Welcome aboard, Scott!


----------



## Urbantribesman (Apr 26, 2005)

Thank you for the welcome,you bolth have very cute kitties


----------



## Jeanie (Jun 18, 2003)

It's great to have all of you with us! Enjoy the forums.


----------



## kitkat (Sep 22, 2003)

Welcome to the forum Scott. It's great when we have couples on the forum


----------



## dmcwlvssr (Apr 24, 2005)

welcome to the board


----------



## Megan1216 (Nov 28, 2004)

Welcome, Scott! Glad you could join us. I hope you like it here.  Please
post pictures of your kitties.


----------



## Lori (Jun 8, 2003)

Welcome!


----------



## Mitts & Tess (Sep 4, 2004)

Welcome Scott. Its nice to have another male voice on Cat Forum!


----------



## Urbantribesman (Apr 26, 2005)

Thank you all for the warm welcome I am looking forward to talking with everyone in the forum. 

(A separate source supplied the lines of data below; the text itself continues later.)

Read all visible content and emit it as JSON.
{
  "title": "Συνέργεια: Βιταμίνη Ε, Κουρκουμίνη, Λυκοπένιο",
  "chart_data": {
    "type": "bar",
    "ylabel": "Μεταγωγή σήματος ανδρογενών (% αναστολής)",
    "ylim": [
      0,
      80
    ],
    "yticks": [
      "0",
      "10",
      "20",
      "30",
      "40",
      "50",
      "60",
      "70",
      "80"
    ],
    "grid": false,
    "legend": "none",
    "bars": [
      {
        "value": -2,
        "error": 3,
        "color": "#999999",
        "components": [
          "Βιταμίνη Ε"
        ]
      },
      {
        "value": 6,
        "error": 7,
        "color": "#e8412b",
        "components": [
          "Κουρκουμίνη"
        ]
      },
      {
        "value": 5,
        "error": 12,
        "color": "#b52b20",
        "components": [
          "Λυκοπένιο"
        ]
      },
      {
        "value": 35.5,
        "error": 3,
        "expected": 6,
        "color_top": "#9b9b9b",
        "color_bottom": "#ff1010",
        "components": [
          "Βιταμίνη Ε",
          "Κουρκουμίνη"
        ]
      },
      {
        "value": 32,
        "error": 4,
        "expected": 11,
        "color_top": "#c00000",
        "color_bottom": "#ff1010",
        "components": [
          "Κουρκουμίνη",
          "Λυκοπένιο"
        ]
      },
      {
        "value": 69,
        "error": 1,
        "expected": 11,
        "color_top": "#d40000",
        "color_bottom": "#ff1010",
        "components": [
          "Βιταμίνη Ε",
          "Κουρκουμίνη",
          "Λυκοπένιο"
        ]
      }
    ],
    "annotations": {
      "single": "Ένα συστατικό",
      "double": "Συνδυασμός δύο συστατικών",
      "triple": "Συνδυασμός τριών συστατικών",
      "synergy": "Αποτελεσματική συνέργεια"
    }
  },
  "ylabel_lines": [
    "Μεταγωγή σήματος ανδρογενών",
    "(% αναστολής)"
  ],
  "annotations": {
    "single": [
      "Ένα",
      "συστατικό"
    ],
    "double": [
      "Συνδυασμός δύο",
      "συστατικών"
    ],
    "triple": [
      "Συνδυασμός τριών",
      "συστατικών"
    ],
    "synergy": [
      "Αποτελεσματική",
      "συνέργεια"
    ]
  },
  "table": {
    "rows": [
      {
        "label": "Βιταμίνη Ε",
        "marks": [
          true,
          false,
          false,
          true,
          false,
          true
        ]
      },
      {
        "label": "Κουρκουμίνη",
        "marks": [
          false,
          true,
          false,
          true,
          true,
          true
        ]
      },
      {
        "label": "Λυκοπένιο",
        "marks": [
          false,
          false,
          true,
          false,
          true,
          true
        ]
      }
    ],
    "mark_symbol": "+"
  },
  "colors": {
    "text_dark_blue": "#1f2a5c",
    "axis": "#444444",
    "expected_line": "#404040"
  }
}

> Welcome, Scott! Glad you could join us. I hope you like it here. Please
> post pictures of your kitties.


Check out my post in meet my kitty and you can also check out this thread http://www.catforum.com/viewtopic.php?t=18627


> Welcome Scott. Its nice to have another male voice on Cat Forum!


Likewise.


----------



## icklemiss21 (Aug 29, 2004)

Welcome Scott,


----------